Visual Representations In Etsy Ads, we employ image signals across a variety of tasks, such as visually similar candidate generation, search by image, as inputs for learning other pretrained representations, and in the ADPM's second component. To effectively leverage the rich signal encoded in Etsy Ads images we train image embeddings in a multitask classification learning paradigm. By using multiple classification heads, such as taxonomy, color, and material, our representations are able to capture more diverse information about the image. So far we have derived great benefit from our multitask visual embeddings, trained using a lightweight EfficientNetB0 architecture, and weights pretrained on ImageNet as backbone. We replaced the final layer with a 256-dimensional convolutional block, which becomes the output embedding. We apply image random rotation, translation, zoom, and a color contrast transformation to augment the dataset during training. We are currently in the process of updating the backbone architectures to efficient vision transformers to further improve the quality of the image representations and the benefits derived in downstream applications, including the ADPM.

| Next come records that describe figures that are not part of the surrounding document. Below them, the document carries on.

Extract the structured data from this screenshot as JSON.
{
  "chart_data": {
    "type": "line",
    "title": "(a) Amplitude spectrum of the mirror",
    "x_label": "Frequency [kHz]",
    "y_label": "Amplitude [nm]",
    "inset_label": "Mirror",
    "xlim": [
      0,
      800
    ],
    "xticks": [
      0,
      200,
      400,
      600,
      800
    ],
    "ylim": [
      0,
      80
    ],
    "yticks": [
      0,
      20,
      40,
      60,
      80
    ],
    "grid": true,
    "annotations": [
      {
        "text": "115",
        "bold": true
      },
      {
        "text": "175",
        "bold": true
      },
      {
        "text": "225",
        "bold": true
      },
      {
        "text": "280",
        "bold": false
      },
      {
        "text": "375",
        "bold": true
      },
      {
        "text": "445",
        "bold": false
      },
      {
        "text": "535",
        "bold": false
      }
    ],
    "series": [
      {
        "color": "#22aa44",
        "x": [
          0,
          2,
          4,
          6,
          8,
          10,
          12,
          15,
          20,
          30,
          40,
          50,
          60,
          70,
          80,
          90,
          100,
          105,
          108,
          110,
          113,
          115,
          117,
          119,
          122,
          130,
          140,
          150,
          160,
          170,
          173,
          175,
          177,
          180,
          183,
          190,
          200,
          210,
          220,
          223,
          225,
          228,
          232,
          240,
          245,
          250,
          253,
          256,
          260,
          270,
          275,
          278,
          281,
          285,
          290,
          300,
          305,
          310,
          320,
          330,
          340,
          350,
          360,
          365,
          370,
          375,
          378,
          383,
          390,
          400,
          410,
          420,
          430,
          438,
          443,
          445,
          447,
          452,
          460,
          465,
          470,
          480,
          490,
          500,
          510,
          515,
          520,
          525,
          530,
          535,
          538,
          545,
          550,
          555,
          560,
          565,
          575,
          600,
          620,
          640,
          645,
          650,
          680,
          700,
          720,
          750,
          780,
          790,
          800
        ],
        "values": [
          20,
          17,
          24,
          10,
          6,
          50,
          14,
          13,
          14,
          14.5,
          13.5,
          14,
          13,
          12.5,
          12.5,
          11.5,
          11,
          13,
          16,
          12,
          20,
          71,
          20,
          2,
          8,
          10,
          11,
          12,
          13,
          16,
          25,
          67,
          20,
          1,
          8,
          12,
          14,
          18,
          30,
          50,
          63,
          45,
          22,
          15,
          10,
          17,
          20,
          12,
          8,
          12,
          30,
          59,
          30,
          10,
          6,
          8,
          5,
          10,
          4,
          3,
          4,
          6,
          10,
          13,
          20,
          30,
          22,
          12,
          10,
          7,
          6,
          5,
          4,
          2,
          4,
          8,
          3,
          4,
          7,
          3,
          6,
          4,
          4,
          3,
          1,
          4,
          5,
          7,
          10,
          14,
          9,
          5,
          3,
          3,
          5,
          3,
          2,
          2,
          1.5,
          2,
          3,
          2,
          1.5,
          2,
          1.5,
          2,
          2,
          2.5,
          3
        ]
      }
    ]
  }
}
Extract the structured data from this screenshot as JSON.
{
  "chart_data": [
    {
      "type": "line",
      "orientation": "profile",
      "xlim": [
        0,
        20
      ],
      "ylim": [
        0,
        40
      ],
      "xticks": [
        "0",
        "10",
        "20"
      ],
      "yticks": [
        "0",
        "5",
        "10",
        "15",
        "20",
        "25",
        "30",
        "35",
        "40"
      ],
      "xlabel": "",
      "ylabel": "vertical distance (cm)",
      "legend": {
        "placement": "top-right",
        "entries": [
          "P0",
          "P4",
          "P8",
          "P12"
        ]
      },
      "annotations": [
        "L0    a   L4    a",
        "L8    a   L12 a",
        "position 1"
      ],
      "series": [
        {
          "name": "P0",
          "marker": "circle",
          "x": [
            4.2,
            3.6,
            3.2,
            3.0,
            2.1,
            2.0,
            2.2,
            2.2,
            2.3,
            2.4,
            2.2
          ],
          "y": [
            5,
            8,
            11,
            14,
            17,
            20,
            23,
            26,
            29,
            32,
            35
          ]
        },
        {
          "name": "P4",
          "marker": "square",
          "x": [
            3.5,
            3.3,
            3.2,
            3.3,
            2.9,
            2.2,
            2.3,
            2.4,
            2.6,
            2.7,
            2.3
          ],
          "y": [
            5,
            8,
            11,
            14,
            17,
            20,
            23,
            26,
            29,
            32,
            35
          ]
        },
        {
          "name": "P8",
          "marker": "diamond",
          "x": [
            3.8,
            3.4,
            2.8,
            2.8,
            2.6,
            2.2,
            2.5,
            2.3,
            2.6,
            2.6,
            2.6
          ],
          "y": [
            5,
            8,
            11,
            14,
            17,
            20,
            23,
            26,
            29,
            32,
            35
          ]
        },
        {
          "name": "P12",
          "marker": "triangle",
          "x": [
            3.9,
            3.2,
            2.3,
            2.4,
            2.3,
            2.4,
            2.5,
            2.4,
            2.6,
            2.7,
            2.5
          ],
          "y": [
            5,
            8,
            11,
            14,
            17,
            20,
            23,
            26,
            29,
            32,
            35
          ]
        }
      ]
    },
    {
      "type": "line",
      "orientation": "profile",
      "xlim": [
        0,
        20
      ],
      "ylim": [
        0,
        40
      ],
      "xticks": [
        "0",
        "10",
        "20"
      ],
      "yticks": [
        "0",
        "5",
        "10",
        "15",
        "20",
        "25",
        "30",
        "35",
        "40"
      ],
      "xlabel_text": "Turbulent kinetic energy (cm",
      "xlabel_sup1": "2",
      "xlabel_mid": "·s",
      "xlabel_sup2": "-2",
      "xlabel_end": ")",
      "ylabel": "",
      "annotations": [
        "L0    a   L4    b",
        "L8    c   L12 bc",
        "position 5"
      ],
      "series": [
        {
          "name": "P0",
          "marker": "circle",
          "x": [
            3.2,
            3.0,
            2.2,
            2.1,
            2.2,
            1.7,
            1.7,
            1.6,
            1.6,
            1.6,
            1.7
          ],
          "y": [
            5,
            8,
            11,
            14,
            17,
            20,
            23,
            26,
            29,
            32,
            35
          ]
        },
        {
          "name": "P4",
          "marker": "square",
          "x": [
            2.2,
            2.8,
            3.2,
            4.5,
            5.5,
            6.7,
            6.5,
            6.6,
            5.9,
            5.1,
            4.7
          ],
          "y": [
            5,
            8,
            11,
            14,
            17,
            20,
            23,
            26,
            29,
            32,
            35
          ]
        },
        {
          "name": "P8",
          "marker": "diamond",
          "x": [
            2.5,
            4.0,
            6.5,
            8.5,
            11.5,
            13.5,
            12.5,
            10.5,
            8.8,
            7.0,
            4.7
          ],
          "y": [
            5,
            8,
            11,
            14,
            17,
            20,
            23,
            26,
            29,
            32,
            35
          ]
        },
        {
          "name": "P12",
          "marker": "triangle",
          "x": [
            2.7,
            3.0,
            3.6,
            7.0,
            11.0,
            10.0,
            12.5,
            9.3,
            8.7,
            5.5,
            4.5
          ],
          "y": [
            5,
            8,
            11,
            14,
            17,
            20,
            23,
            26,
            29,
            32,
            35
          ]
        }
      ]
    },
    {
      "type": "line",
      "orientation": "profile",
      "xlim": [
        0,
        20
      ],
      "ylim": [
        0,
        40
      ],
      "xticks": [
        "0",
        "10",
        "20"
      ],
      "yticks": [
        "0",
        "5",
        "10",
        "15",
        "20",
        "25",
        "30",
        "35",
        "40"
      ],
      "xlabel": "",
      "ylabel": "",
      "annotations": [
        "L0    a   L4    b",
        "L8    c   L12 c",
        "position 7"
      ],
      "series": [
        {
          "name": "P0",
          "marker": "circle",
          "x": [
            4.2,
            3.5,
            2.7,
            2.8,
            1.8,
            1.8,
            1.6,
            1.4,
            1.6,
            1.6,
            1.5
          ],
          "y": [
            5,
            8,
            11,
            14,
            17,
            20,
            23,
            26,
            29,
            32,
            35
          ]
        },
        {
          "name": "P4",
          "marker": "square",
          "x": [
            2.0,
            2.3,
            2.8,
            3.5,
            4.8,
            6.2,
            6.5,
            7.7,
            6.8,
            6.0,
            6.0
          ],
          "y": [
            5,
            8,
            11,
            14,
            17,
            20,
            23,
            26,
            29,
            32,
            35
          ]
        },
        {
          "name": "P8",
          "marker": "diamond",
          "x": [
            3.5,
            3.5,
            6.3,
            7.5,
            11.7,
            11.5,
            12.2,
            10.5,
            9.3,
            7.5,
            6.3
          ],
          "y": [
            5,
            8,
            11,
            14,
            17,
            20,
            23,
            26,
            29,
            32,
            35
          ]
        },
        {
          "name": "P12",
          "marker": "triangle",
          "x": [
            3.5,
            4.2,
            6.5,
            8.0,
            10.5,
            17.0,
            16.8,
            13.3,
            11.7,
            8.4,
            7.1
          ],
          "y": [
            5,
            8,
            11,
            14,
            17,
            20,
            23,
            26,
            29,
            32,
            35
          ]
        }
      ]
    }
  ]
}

Ads Information Retrieval Representations Ads Information Retrieval (AIR) item representations encode an item ID through a metric learning approach, which aims to learn a distance function or similarity metric between two items. Standard approaches to metric learning include siamese networks, contrastive loss, and triplet loss. However, we found more interpretable results using a sampled in-batch softmax loss. This method treats each batch as a classification problem pairing all the items in a batch that were co-clicked. A pseudo-two-tower architecture is used to encode the source items and candidate items towers which share all trainable weights across both towers. Each item tower captures and encodes information about an item’s title, image, primary color, attributes, category, etc. This information diversity is key to our personalization outcomes. By leveraging a variety of data sources, the system can identify patterns and insights that would be missed by a more limited set of inputs.

ADPM-Personalized Sponsored Search

ADPM’s effectiveness and generality is demonstrated in the way we use it to personalize the CTR prediction model in EtsyAds’ Sponsored Search. The ADPM encodes reverse-chronological sequences of recent user actions (in the sliding one-hour window we've discussed), anywhere on Etsy, for both logged-in and logged-out users. We concatenate ADPM’s output, the dynamic user representation, to the rest of the wide input vector in the CTR model. To fully leverage this even wider input vector, a deep and cross (DCN) interaction module is included in the overall CTR architecture. If we remove the DCN module, the CTR’s model ROC-AUC drops by 1.17%. The architecture of the ADPM-personalized CTR prediction model employed by EtsyAds in sponsored search is given in Figure 5. (We also employ the ADPM to personalize the PCCVR model with a similar architecture, which naturally led to ensembling the two models in a multitask architecture, a topic beyond the scope of this blog post.)

ADPM used in a downstream ranking model
Figure 5: An example of how the ADPM is used in a downstream ranking model

The ADPM-personalized CTR and PCCVR models outperformed the CTR and PCCVR non-personalized production baselines by +2.66% and +2.42%, respectively, in offline Area Under the Receiver Operating Characteristic Curve (ROC-AUC). Following the robust online gains in A/B tests, we deployed the ADPM-personalized sponsored search system to 100% of traffic.

Conclusion

The adSformer diversifiable personalization module (ADPM) is a scalable, general approach to model personalization from short-term sequences of recent user actions. Its use in sponsored search to personalize our ranking and bidding models is a milestone for EtsyAds, and is delivering greater relevance in sponsored placements for the millions of buyers and sellers that Etsy's marketplace brings together. If you would like more details about ADPM, please see our paper.